VanSlam is the creation of Gary Villeggiante of California’s Sin Nombre custom shop, and his pet project. He invested more than two years of work and money into the project and, as Gary himself explains in his most recent interview with Barcroft’s Ridiculous Rides, it’s his way of proving to the world that you can make a lowrider out of a van, contrary to public opinion.

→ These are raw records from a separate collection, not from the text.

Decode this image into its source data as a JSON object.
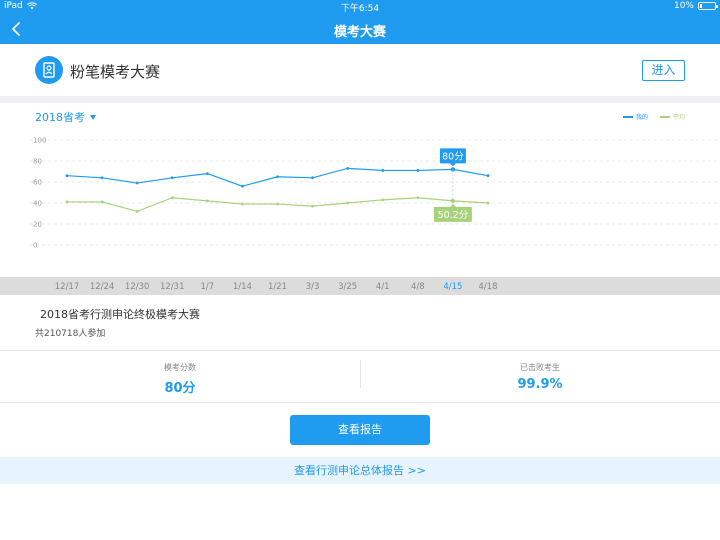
{
  "status_bar": {
    "device": "iPad",
    "time": "下午6:54",
    "battery": "10%",
    "battery_level": 0.1
  },
  "nav": {
    "title": "模考大赛"
  },
  "header": {
    "title": "粉笔模考大赛",
    "enter_label": "进入"
  },
  "chart": {
    "year_label": "2018省考",
    "callout_mine": "80分",
    "callout_avg": "50.2分"
  },
  "chart_data": {
    "type": "line",
    "categories": [
      "12/17",
      "12/24",
      "12/30",
      "12/31",
      "1/7",
      "1/14",
      "1/21",
      "3/3",
      "3/25",
      "4/1",
      "4/8",
      "4/15",
      "4/18"
    ],
    "series": [
      {
        "name": "我的",
        "color": "#1f9bf0",
        "values": [
          66,
          64,
          59,
          64,
          68,
          56,
          65,
          64,
          73,
          71,
          71,
          72,
          66
        ]
      },
      {
        "name": "平均",
        "color": "#a8d27a",
        "values": [
          41,
          41,
          32,
          45,
          42,
          39,
          39,
          37,
          40,
          43,
          45,
          42,
          40
        ]
      }
    ],
    "yticks": [
      100,
      80,
      60,
      40,
      20,
      0
    ],
    "ylim": [
      0,
      100
    ],
    "highlight_index": 11,
    "legend_position": "top-right",
    "grid": true
  },
  "exam": {
    "name": "2018省考行测申论终极模考大赛",
    "participants": "共210718人参加"
  },
  "stats": {
    "score_label": "模考分数",
    "score_value": "80分",
    "beat_label": "已击败考生",
    "beat_value": "99.9%"
  },
  "actions": {
    "view_report": "查看报告",
    "total_report": "查看行测申论总体报告 >>"
  },
  "colors": {
    "accent": "#1f9bf0",
    "avg": "#a8d27a"
  }
}
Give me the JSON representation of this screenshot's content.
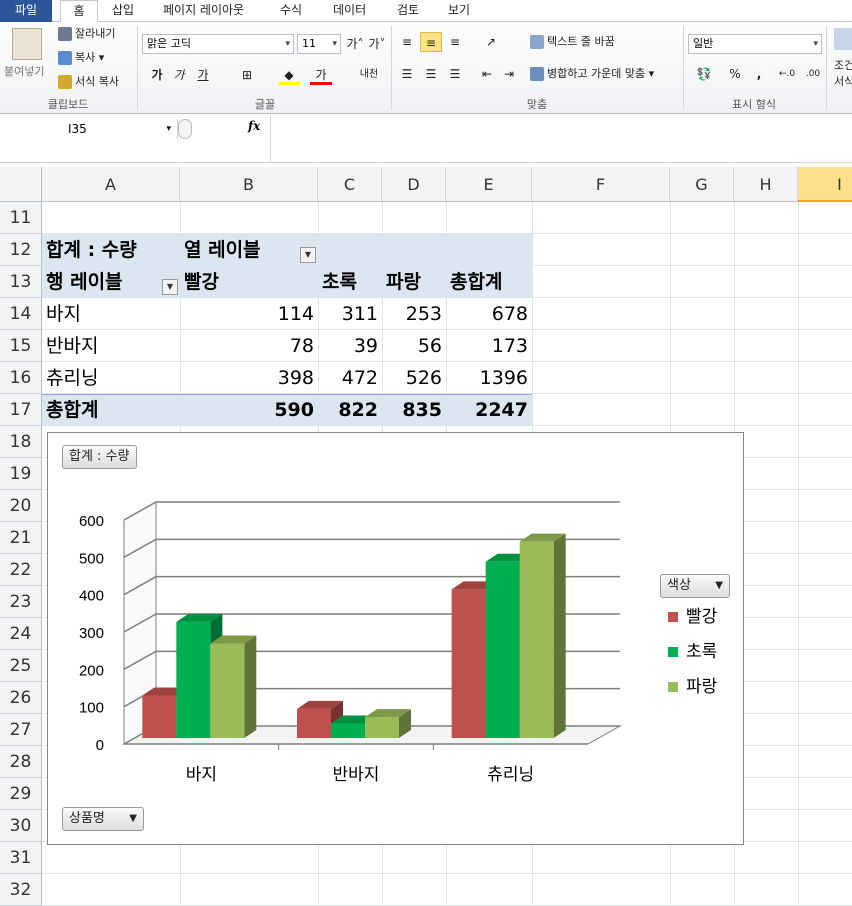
{
  "ribbon_tabs": [
    "파일",
    "홈",
    "삽입",
    "페이지 레이아웃",
    "수식",
    "데이터",
    "검토",
    "보기"
  ],
  "clipboard": {
    "paste": "붙여넣기",
    "cut": "잘라내기",
    "copy": "복사",
    "format_painter": "서식 복사",
    "label": "클립보드"
  },
  "font": {
    "name": "맑은 고딕",
    "size": "11",
    "bold": "가",
    "italic": "가",
    "underline": "가",
    "label": "글꼴"
  },
  "alignment": {
    "wrap_text": "텍스트 줄 바꿈",
    "merge_center": "병합하고 가운데 맞춤",
    "label": "맞춤"
  },
  "number": {
    "format": "일반",
    "percent": "%",
    "comma": ",",
    "label": "표시 형식"
  },
  "styles": {
    "partial": "조건",
    "partial2": "서식"
  },
  "name_box": "I35",
  "fx_label": "fx",
  "columns": [
    "A",
    "B",
    "C",
    "D",
    "E",
    "F",
    "G",
    "H",
    "I"
  ],
  "rows": [
    "11",
    "12",
    "13",
    "14",
    "15",
    "16",
    "17",
    "18",
    "19",
    "20",
    "21",
    "22",
    "23",
    "24",
    "25",
    "26",
    "27",
    "28",
    "29",
    "30",
    "31",
    "32"
  ],
  "pivot": {
    "sum_label": "합계 : 수량",
    "col_labels": "열 레이블",
    "row_labels": "행 레이블",
    "headers": [
      "빨강",
      "초록",
      "파랑",
      "총합계"
    ],
    "rows": [
      {
        "name": "바지",
        "values": [
          "114",
          "311",
          "253",
          "678"
        ]
      },
      {
        "name": "반바지",
        "values": [
          "78",
          "39",
          "56",
          "173"
        ]
      },
      {
        "name": "츄리닝",
        "values": [
          "398",
          "472",
          "526",
          "1396"
        ]
      }
    ],
    "total": {
      "name": "총합계",
      "values": [
        "590",
        "822",
        "835",
        "2247"
      ]
    }
  },
  "chart_data": {
    "type": "bar",
    "categories": [
      "바지",
      "반바지",
      "츄리닝"
    ],
    "series": [
      {
        "name": "빨강",
        "values": [
          114,
          78,
          398
        ],
        "color": "#c0504d"
      },
      {
        "name": "초록",
        "values": [
          311,
          39,
          472
        ],
        "color": "#00b050"
      },
      {
        "name": "파랑",
        "values": [
          253,
          56,
          526
        ],
        "color": "#9bbb59"
      }
    ],
    "ylim": [
      0,
      600
    ],
    "yticks": [
      "0",
      "100",
      "200",
      "300",
      "400",
      "500",
      "600"
    ],
    "value_field_button": "합계 : 수량",
    "legend_field_button": "색상",
    "axis_field_button": "상품명",
    "legend_position": "right",
    "grid": true
  }
}
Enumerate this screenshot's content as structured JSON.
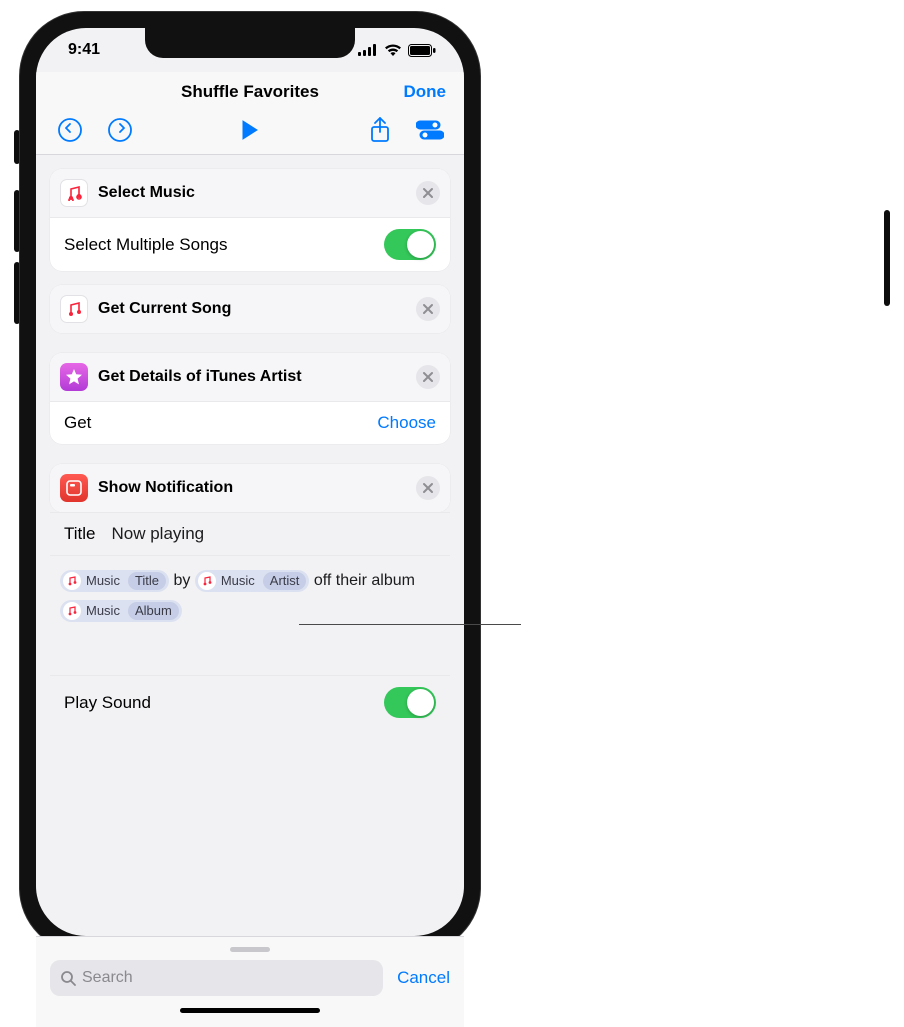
{
  "status": {
    "time": "9:41"
  },
  "nav": {
    "title": "Shuffle Favorites",
    "done": "Done"
  },
  "actions": {
    "select_music": {
      "title": "Select Music",
      "row_label": "Select Multiple Songs"
    },
    "get_current_song": {
      "title": "Get Current Song"
    },
    "get_details": {
      "title": "Get Details of iTunes Artist",
      "row_label": "Get",
      "row_action": "Choose"
    },
    "show_notification": {
      "title": "Show Notification",
      "title_field_label": "Title",
      "title_field_value": "Now playing",
      "body_text_1": " by ",
      "body_text_2": " off their album ",
      "token_main": "Music",
      "token_detail_title": "Title",
      "token_detail_artist": "Artist",
      "token_detail_album": "Album",
      "play_sound_label": "Play Sound"
    }
  },
  "search": {
    "placeholder": "Search",
    "cancel": "Cancel"
  }
}
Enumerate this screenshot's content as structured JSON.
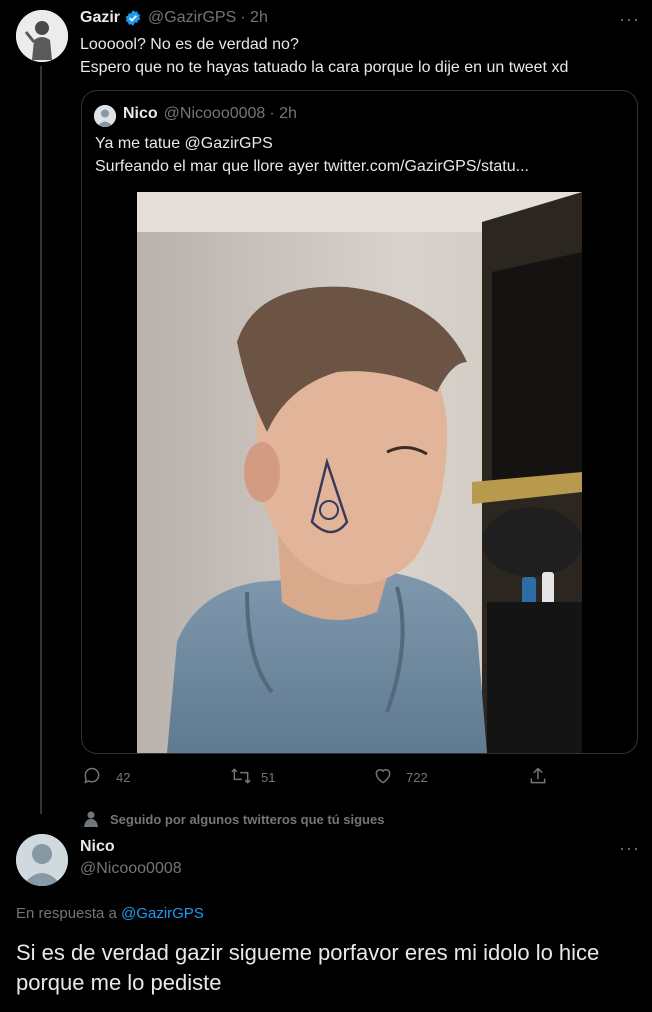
{
  "tweet": {
    "author_name": "Gazir",
    "author_handle": "@GazirGPS",
    "time": "· 2h",
    "verified": true,
    "text_line1": "Loooool? No es de verdad no?",
    "text_line2": "Espero que no te hayas tatuado la cara porque lo dije en un tweet xd",
    "more_label": "···"
  },
  "quote": {
    "author_name": "Nico",
    "author_handle": "@Nicooo0008",
    "time": "· 2h",
    "text_line1": "Ya me tatue @GazirGPS",
    "text_line2": "Surfeando el mar que llore ayer  twitter.com/GazirGPS/statu..."
  },
  "actions": {
    "replies": "42",
    "retweets": "51",
    "likes": "722"
  },
  "social_context": "Seguido por algunos twitteros que tú sigues",
  "reply": {
    "author_name": "Nico",
    "author_handle": "@Nicooo0008",
    "more_label": "···",
    "in_reply_prefix": "En respuesta a",
    "in_reply_handle": "@GazirGPS",
    "text": "Si es de verdad gazir sigueme porfavor eres mi idolo lo hice porque me lo pediste"
  },
  "colors": {
    "background": "#000000",
    "text": "#e7e9ea",
    "muted": "#71767b",
    "accent": "#1d9bf0",
    "border": "#2f3336"
  }
}
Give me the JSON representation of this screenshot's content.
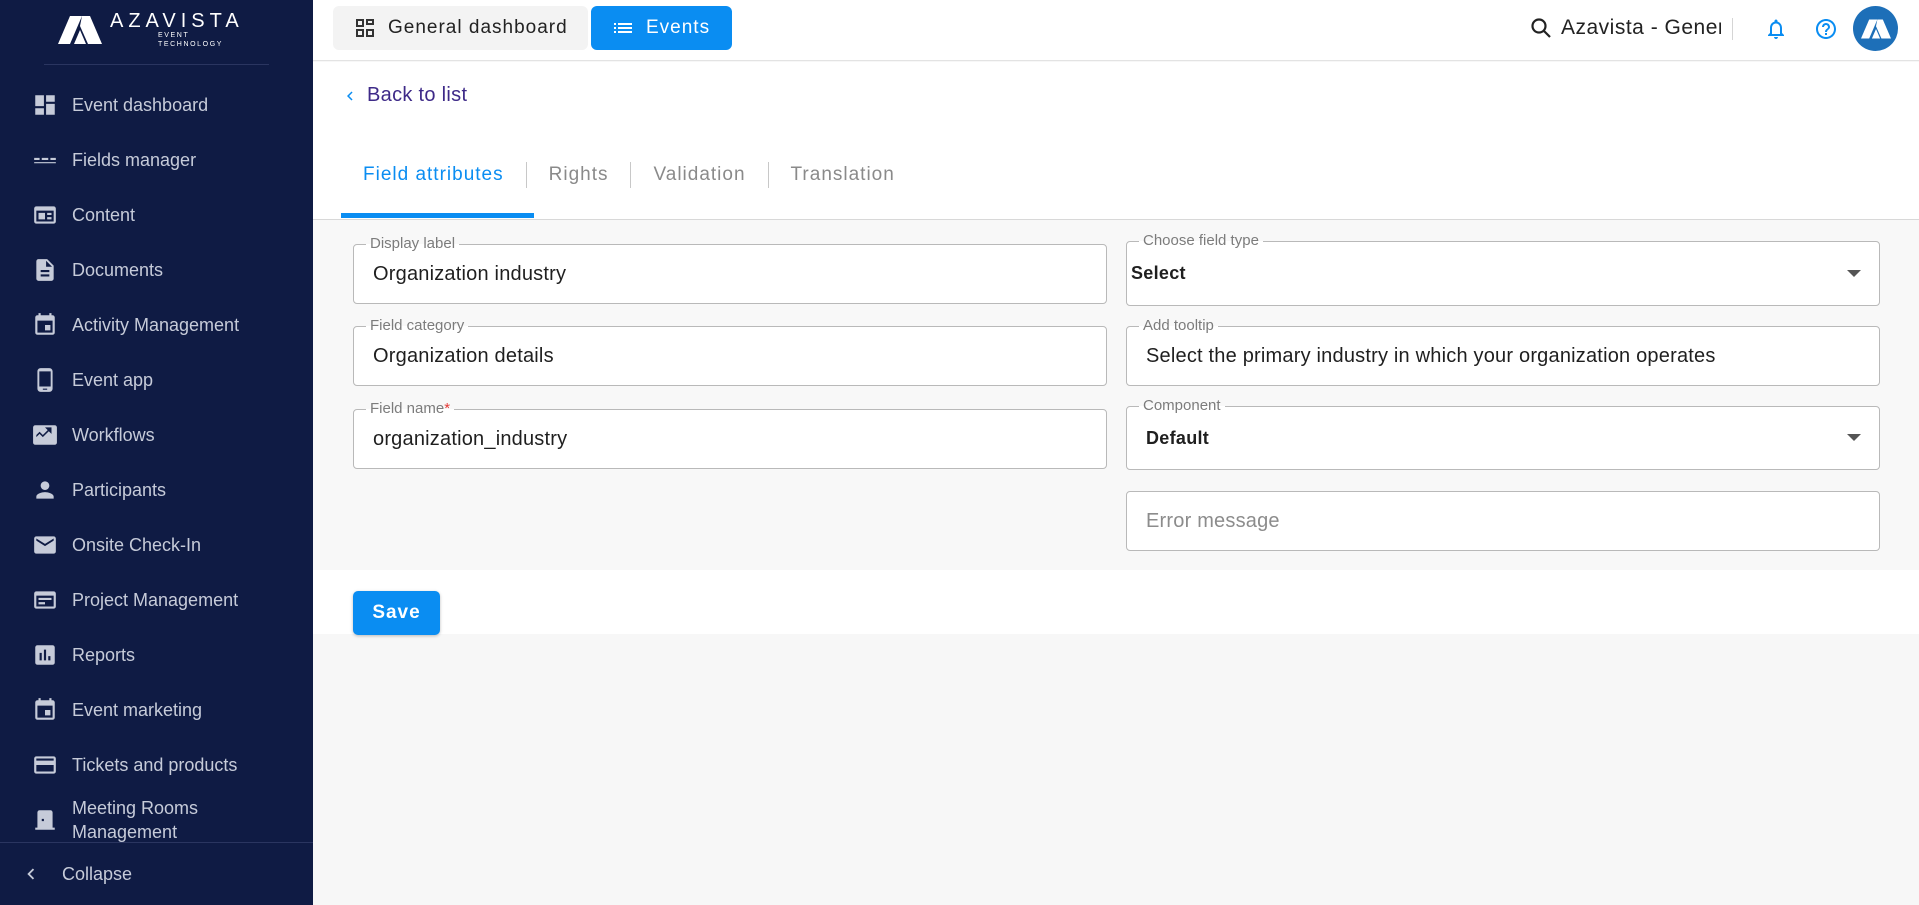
{
  "brand": {
    "name": "AZAVISTA",
    "tagline": "EVENT TECHNOLOGY"
  },
  "sidebar": {
    "items": [
      {
        "label": "Event dashboard",
        "icon": "dashboard-icon"
      },
      {
        "label": "Fields manager",
        "icon": "fields-icon"
      },
      {
        "label": "Content",
        "icon": "content-icon"
      },
      {
        "label": "Documents",
        "icon": "document-icon"
      },
      {
        "label": "Activity Management",
        "icon": "calendar-icon"
      },
      {
        "label": "Event app",
        "icon": "phone-icon"
      },
      {
        "label": "Workflows",
        "icon": "workflow-icon"
      },
      {
        "label": "Participants",
        "icon": "person-icon"
      },
      {
        "label": "Onsite Check-In",
        "icon": "mail-icon"
      },
      {
        "label": "Project Management",
        "icon": "project-icon"
      },
      {
        "label": "Reports",
        "icon": "reports-icon"
      },
      {
        "label": "Event marketing",
        "icon": "calendar-icon"
      },
      {
        "label": "Tickets and products",
        "icon": "card-icon"
      },
      {
        "label": "Meeting Rooms Management",
        "icon": "door-icon"
      }
    ],
    "collapse_label": "Collapse"
  },
  "topbar": {
    "general_dashboard_label": "General dashboard",
    "events_label": "Events",
    "search_text": "Azavista - Gener"
  },
  "page": {
    "back_label": "Back to list",
    "tabs": [
      {
        "label": "Field attributes",
        "active": true
      },
      {
        "label": "Rights",
        "active": false
      },
      {
        "label": "Validation",
        "active": false
      },
      {
        "label": "Translation",
        "active": false
      }
    ]
  },
  "form": {
    "display_label": {
      "label": "Display label",
      "value": "Organization industry"
    },
    "field_category": {
      "label": "Field category",
      "value": "Organization details"
    },
    "field_name": {
      "label": "Field name",
      "required_mark": "*",
      "value": "organization_industry"
    },
    "field_type": {
      "label": "Choose field type",
      "value": "Select"
    },
    "tooltip": {
      "label": "Add tooltip",
      "value": "Select the primary industry in which your organization operates"
    },
    "component": {
      "label": "Component",
      "value": "Default"
    },
    "error_message": {
      "placeholder": "Error message"
    },
    "save_label": "Save"
  },
  "colors": {
    "sidebar_bg": "#0f1b44",
    "accent": "#0a8df2",
    "back_link": "#3e2a88"
  }
}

“New cars do nothing for me. Older ‘50s, ‘60s, ‘70s cars, they all were unique,” he says. “They all had their own flair and they said a lot about a person. Lowriding to me is very unique, very personal. Some say you can’t build a lowrider out of a van. I say, ‘Watch me’.”

VanSlam first made a splash on the custom scene in 2019, when it started appearing at trade events. With the 2020 Grand National Roadster Show and the 2020 Sacramento Autorama, where it earned top distinctions, it cemented its position as one of the coolest, if not the coolest, van out there – and Gary’s reputation for building a truly unique vehicle.

He didn’t do it on his own, though. Gary spotted the 1967 Ford Econoline Falcon Club Wagon and started working on it right after bringing it home. It wasn’t in the best shape but, surprisingly, it was not with major defects, either. The engine was replaced with a Chevy 4.8-liter that develops 300 hp and is mated to a 6-speed automatic. Gary says that making the powerplant “fit in” was perhaps one of the biggest challenges of the project.

The paintjob, which is arguably among the first things you notice about VanSlam, is the work of Tyler Pullen of TP Custom Chop Shop. Tyler reached out to Gary to let him know he wanted to paint his van after seeing it around, and this was the kind of offer he couldn’t refuse. It took Tyler another 15 months to get the combination and the patterns right, and if you look closely at any of the photos in the gallery above, you will understand why. The VanSlam may be loud from afar, but it’s a work of art if you look closer.

The exterior is different shades of green, from lime to deep mint, mixed with sparkly goldenrod and silver, and in between geometric patterns, you have a section filled with ferns. The exterior, by Acme Auto Interior, is just as startling, albeit a tad more subdued than the exterior. It’s also mostly original, but the seats have been upholstered in a biscuit-patterned velvety green, as have been the side panels. Contrasting elements, such as the steering wheel and sections of the dashboard, are in the same lime green and turquoise found on the exterior.

All chrome work was done by The Best Chrome in San Martin, California, and you get flickering disco lights in the front, a custom grille, and lit wheels. Let’s just say that, whatever expectation you have of VanSlam when you first lay eyes on it, VanSlam delivers on them. And then some.

Gary says that VanSlam looks like a fun car, and is one in real life too. Wherever he goes (and he goes to a lot of places, since VanSlam is one of his most popular builds, alongside Disco Van and Van King, both of which have self-explanatory names), he gets attention, and he gets to put a smile on people’s faces. The best part, though, is that he’s able to accomplish all this by doing something he loves for a job. What could possibly top that?



Editor's note: This article was not sponsored or supported by a third-party.